Temozolomide is associated with a moderate emetic potential (Dupuis 2011; Roila 2010); antiemetics are recommended to prevent nausea and vomiting.

Oral: Swallow capsules whole with a glass of water. Absorption is affected by food; therefore, administer consistently either with food or without food (was administered in studies under fasting and nonfasting conditions). May administer on an empty stomach and/or at bedtime to reduce nausea and vomiting. Do not repeat dose if vomiting occurs after dose is administered; wait until the next scheduled dose.
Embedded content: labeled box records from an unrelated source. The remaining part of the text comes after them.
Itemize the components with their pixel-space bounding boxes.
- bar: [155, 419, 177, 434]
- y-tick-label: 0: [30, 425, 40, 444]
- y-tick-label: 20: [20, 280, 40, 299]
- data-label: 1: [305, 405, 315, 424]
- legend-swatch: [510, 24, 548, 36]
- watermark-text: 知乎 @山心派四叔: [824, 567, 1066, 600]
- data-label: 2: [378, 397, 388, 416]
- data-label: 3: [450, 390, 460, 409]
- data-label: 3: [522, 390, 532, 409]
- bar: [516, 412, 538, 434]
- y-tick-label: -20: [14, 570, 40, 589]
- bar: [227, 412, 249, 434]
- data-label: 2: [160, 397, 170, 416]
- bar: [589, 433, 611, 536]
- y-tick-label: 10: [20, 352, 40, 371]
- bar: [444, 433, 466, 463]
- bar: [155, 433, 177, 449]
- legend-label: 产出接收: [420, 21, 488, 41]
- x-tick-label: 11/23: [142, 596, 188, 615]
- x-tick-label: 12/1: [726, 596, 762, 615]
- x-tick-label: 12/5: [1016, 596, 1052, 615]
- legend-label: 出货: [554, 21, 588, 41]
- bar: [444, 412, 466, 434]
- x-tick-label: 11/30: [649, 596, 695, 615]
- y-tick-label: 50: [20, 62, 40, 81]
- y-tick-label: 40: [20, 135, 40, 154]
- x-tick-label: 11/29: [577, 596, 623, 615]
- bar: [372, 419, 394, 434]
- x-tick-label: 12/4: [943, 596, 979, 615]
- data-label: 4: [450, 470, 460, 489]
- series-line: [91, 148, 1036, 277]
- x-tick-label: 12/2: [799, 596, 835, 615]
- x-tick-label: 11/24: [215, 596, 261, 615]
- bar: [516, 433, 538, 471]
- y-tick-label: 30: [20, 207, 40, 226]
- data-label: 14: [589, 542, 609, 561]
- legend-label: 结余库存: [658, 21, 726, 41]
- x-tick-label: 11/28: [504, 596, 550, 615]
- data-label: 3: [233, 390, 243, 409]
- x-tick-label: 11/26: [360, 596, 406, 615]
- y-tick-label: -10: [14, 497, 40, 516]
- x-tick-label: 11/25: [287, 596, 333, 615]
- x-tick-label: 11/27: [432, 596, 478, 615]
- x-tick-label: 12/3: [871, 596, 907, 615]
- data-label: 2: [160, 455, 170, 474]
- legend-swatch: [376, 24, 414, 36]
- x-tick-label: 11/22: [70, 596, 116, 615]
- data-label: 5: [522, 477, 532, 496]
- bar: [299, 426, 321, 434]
Do not open or chew capsules; avoid contact with skin or mucous membranes if capsules are accidentally opened or damaged.

IV: Infuse over 90 minutes. Flush line before and after administration. May be administered through the same IV line as sodium chloride 0.9%; do not administer other medications through the same IV line.

The incidence of nausea/vomiting is decreased when taken on an empty stomach. Take capsules consistently either with food or without food (absorption is affected by food).

CBC with differential and platelets (prior to each cycle; weekly during glioma concomitant phase treatment; at or within 48 hours of day 22 and weekly until ANC >1,500/mm3 and platelets >100,000/mm3 for glioma maintenance and astrocytoma treatment). Monitor liver function tests at baseline, halfway through the first cycle, prior to each subsequent cycle, and at ~2 to 4 weeks after the last dose.